CircTTLL13 Promotes TMZ Resistance in Glioma via Modulating OLR1-Mediated Activation of the Wnt/β-Catenin Pathway.

Abstract

Glioma, originating from neuroglial progenitor cells, is a type of intrinsic brain tumor with poor prognosis. temozolomide (TMZ) is the first-line chemotherapeutic agent for glioma. Exploring the mechanisms of circTTLL13 underlying TMZ resistance in glioma is of great significance to improve glioma treatment. Bioinformatics was adopted to identify target genes. The circular structure of circTTLL13 and its high expression in glioma cells were disclosed by quantitative real time-PCR (qRT-PCR) and PCR-agarose gel electrophoresis. Functional experiments proved that oxidized LDL receptor 1 (OLR1) promotes TMZ resistance of glioma cells.
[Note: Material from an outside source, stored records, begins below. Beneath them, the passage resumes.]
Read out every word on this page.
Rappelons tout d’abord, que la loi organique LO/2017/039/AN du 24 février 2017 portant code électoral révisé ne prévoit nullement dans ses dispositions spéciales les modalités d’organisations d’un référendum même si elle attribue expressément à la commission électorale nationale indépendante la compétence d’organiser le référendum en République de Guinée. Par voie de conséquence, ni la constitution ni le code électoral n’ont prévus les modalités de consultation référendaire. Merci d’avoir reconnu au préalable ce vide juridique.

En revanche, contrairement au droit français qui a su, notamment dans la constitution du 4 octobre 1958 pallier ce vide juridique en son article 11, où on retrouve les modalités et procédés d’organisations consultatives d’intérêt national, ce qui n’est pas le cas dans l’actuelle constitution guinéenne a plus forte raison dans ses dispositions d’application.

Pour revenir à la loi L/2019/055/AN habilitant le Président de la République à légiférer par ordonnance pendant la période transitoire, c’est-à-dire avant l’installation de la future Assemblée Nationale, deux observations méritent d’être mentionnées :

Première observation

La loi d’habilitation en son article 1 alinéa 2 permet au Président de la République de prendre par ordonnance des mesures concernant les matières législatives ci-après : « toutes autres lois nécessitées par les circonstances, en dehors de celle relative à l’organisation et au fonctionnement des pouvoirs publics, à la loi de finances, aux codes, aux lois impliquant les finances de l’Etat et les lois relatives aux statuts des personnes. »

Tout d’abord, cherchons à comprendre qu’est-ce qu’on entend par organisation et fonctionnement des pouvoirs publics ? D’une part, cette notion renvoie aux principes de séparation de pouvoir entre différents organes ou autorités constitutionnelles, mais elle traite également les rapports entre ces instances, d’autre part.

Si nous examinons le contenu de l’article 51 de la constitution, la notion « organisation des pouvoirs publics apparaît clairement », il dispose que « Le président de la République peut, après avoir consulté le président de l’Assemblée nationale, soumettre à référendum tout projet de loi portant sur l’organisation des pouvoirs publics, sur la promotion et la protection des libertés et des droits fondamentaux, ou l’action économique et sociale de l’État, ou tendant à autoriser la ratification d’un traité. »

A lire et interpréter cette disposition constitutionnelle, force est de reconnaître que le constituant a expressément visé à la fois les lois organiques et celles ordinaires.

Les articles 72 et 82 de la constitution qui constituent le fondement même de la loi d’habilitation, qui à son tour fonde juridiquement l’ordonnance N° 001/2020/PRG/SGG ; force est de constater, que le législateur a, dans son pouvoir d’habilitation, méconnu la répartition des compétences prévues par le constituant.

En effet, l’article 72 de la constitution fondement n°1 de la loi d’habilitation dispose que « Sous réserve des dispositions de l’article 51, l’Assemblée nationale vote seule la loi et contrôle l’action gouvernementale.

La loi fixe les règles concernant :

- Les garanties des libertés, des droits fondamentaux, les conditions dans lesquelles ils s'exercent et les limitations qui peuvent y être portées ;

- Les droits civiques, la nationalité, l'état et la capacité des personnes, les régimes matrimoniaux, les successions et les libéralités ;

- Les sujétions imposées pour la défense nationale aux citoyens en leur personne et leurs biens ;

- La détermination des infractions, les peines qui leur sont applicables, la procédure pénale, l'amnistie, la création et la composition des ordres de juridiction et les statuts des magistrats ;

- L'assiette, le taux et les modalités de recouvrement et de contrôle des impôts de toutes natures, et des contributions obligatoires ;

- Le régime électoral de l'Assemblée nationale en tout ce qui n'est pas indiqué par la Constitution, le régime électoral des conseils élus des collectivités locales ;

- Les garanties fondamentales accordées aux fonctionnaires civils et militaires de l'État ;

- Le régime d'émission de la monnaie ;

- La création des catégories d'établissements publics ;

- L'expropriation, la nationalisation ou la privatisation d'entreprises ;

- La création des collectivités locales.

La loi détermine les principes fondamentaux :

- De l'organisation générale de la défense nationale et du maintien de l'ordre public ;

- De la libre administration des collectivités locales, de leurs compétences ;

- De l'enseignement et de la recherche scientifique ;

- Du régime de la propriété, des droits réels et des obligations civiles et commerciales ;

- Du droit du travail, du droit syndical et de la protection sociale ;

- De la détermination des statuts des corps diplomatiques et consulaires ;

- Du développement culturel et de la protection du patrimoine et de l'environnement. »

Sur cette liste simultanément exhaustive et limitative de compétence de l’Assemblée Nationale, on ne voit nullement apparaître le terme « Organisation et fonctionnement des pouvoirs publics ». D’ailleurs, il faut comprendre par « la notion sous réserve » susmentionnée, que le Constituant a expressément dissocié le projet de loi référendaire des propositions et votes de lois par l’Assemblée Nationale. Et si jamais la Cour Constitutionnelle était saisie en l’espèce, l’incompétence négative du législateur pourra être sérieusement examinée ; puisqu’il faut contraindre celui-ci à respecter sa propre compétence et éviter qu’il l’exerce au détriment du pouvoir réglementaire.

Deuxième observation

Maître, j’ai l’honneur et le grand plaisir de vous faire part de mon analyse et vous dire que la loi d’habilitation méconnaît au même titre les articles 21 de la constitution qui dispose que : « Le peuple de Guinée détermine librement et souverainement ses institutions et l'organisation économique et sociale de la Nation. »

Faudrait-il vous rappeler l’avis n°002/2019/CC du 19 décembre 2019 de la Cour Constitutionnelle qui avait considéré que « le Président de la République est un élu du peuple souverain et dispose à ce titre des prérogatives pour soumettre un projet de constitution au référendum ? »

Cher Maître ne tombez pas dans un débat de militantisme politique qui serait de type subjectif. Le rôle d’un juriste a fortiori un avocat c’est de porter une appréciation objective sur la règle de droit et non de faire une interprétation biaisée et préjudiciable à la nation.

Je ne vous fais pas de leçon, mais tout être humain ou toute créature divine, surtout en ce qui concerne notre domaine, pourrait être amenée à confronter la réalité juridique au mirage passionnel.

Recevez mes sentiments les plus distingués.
CircTTLL13 enhances TMZ resistance of glioma cells via modulating OLR1. Luciferase reporter, RNA-binding protein immunoprecipitation (RIP), RNA pulldown, mRNA stability, N6-methyladenosine (m⁶A) dot blot and RNA total m⁶A quantification assays were implemented, indicating that circTTLL13 stabilizes OLR1 mRNA via recruiting YTH N6-methyladenosine RNA binding protein 1 (YTHDF1) and promotes m⁶A methylation of OLR1 pre-mRNA through recruiting methyltransferase-like 3 (METTL3). TOP/FOP-flash reporter assay and western blot verified that circTTLL13 activates Wnt/β-catenin signaling pathway by regulating OLR1. CircTTLL13 promotes TMZ resistance in glioma through regulating OLR1-mediated Wnt/β-catenin pathway activation. This study offers an insight into the efficacy improvement of TMZ for glioma treatment.